Friday, October 9, 2009

Censorship

I must be doing something right, I’ve been censored. What surprises me is who censored me.

Proposed FTC regulations requiring bloggers to disclose if they receive payment or free product, has some blogger’s up in arms. I pooh-poohed the idea and got censored. I commented to a post with humor, downplaying the idea that disclosing payments or free products, is a real issue. The blogger refused to post my comment.

Here is the part that may shock you: I was censored by a member of the publishing industry. Censorship is a far greater issue to the publishing industry than any FTC regulation. Yet, she exercised her right. Good for her.
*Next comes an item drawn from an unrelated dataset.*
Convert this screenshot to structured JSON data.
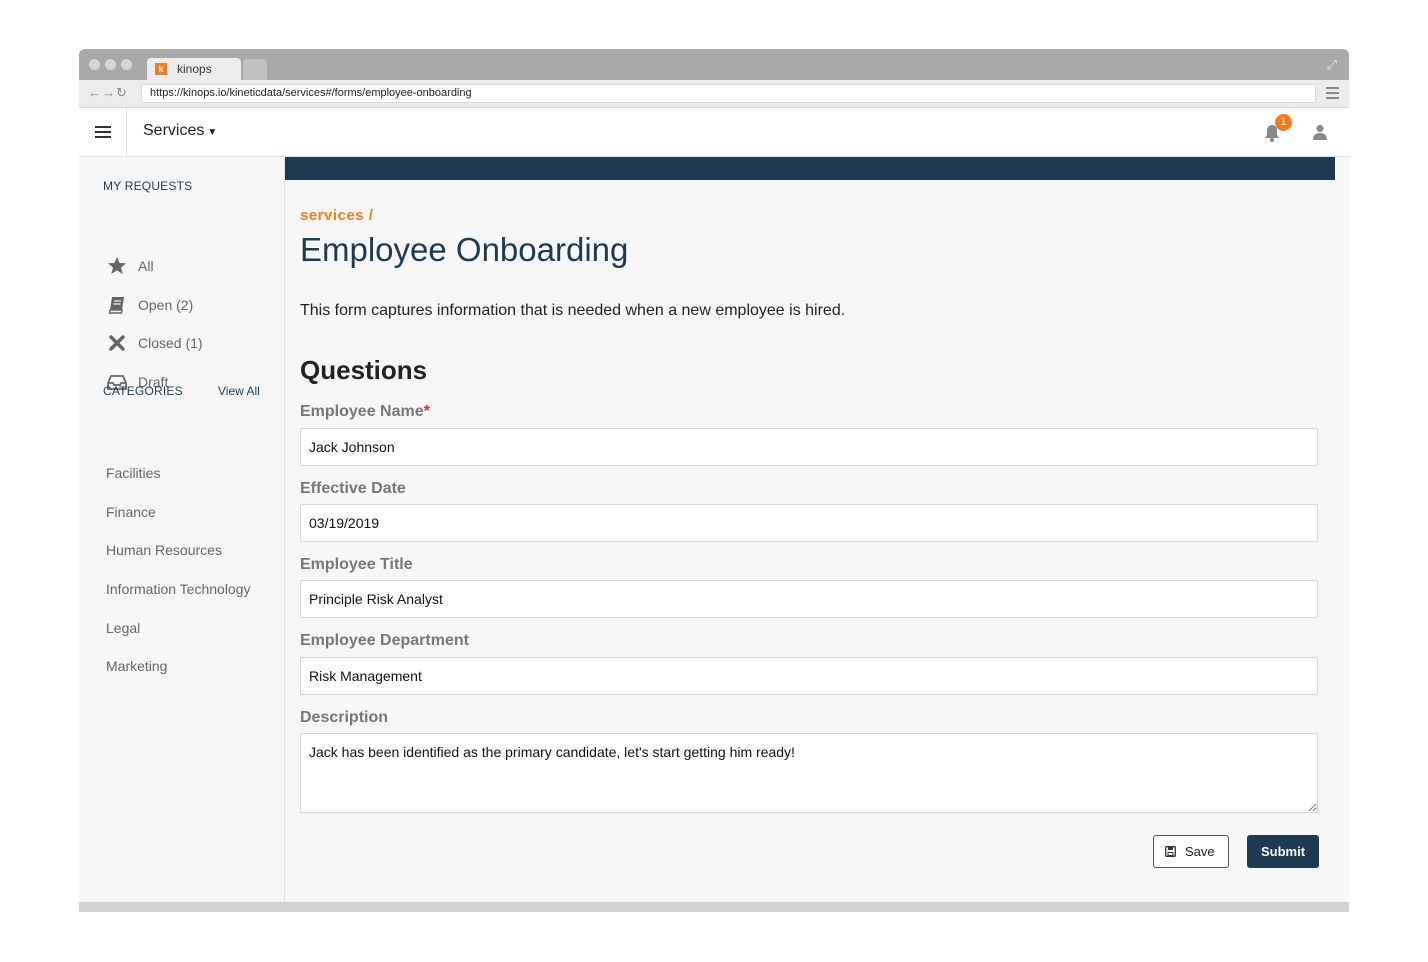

Her argument is that disclosing free products for review or payment will harm her ability to make a living. Why? On this blog I allow Google to place ads so I can, you guessed it, make some coin for my efforts. You also understand I will charge for my tax and accounting services, don’t you? If not, you’ll find out soon enough.

If I receive a free product and review it, I want to disclose that fact. Likewise, I will tell you if I am compensated for an opinion. My opinion remains unchanged, but you need the facts to make a quality decision.
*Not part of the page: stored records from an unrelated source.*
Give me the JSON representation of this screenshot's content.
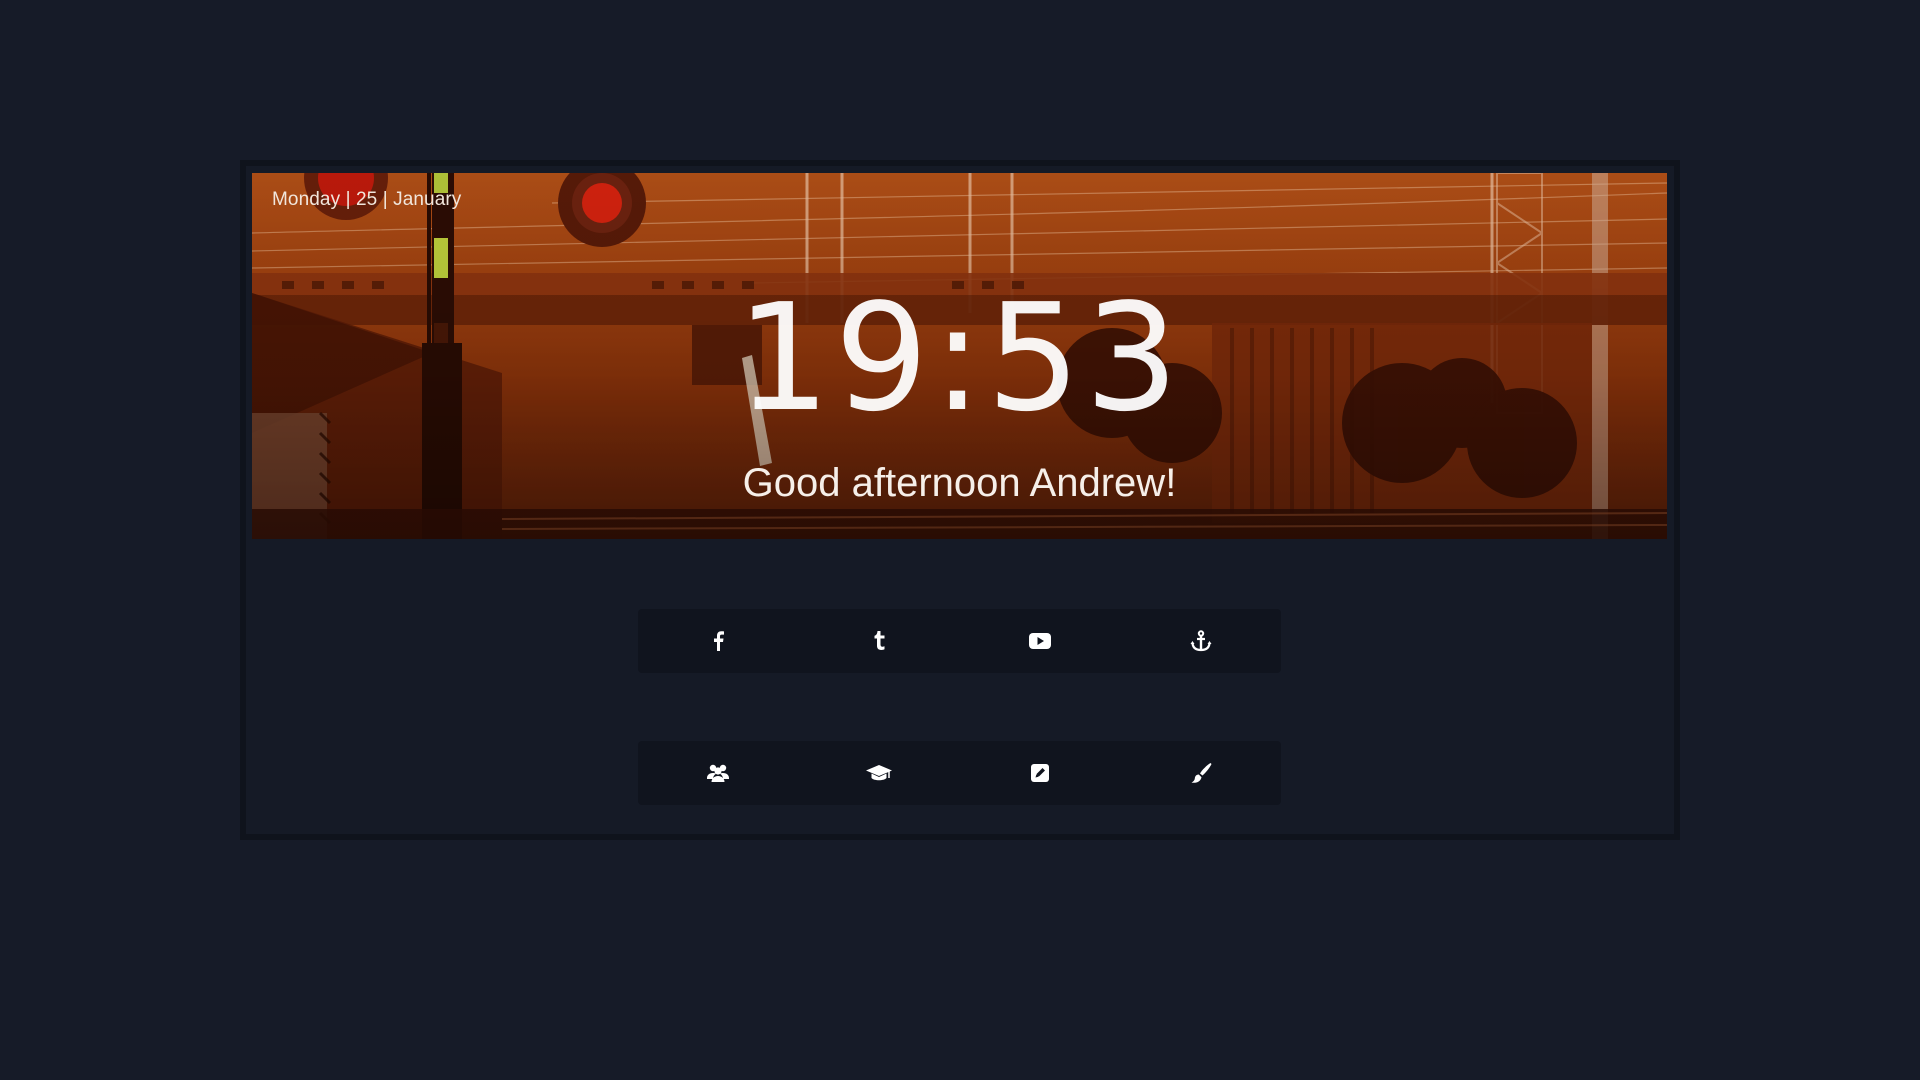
{
  "header": {
    "date": "Monday | 25 | January",
    "clock": "19:53",
    "greeting": "Good afternoon Andrew!"
  },
  "links_row_1": [
    {
      "icon": "facebook-icon"
    },
    {
      "icon": "tumblr-icon"
    },
    {
      "icon": "youtube-icon"
    },
    {
      "icon": "anchor-icon"
    }
  ],
  "links_row_2": [
    {
      "icon": "users-icon"
    },
    {
      "icon": "graduation-cap-icon"
    },
    {
      "icon": "edit-icon"
    },
    {
      "icon": "paint-brush-icon"
    }
  ],
  "colors": {
    "page_background": "#161b28",
    "icon_bar_background": "#10141e",
    "hero_tint": "#a2410f",
    "icon_color": "#ffffff"
  }
}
This morning I received a blistering email from above discussed blogger, complete with four-letter words. It was an email, a private correspondence, so I will not share details here. However, if you write a comment to this blog, it will post after I review it. As long as the comment doesn’t contain private information (this is a tax blog after all, I’ll answer those privately), is illegal or unethical, it will post. Before you hit the send key, know this. Once posted, it will stay posted. Nothing you say or do will make me take it down. If you comment, it is a public discussion.

I like getting paid for what I do. I like getting free stuff. I am not bashful about it when it happens. You shouldn’t be either. And no, the FTC didn’t pay me to write this blog. If someone clicks a Google ad, I’ll eventually get some spare change. If you become a client, again, I’ll have greenbacks to pay the light bill. Is this something the publishing industry should censor? Now I need this person to spout-off publicly so I can get a quarter million viewers on this blog per day. Can you help? For free?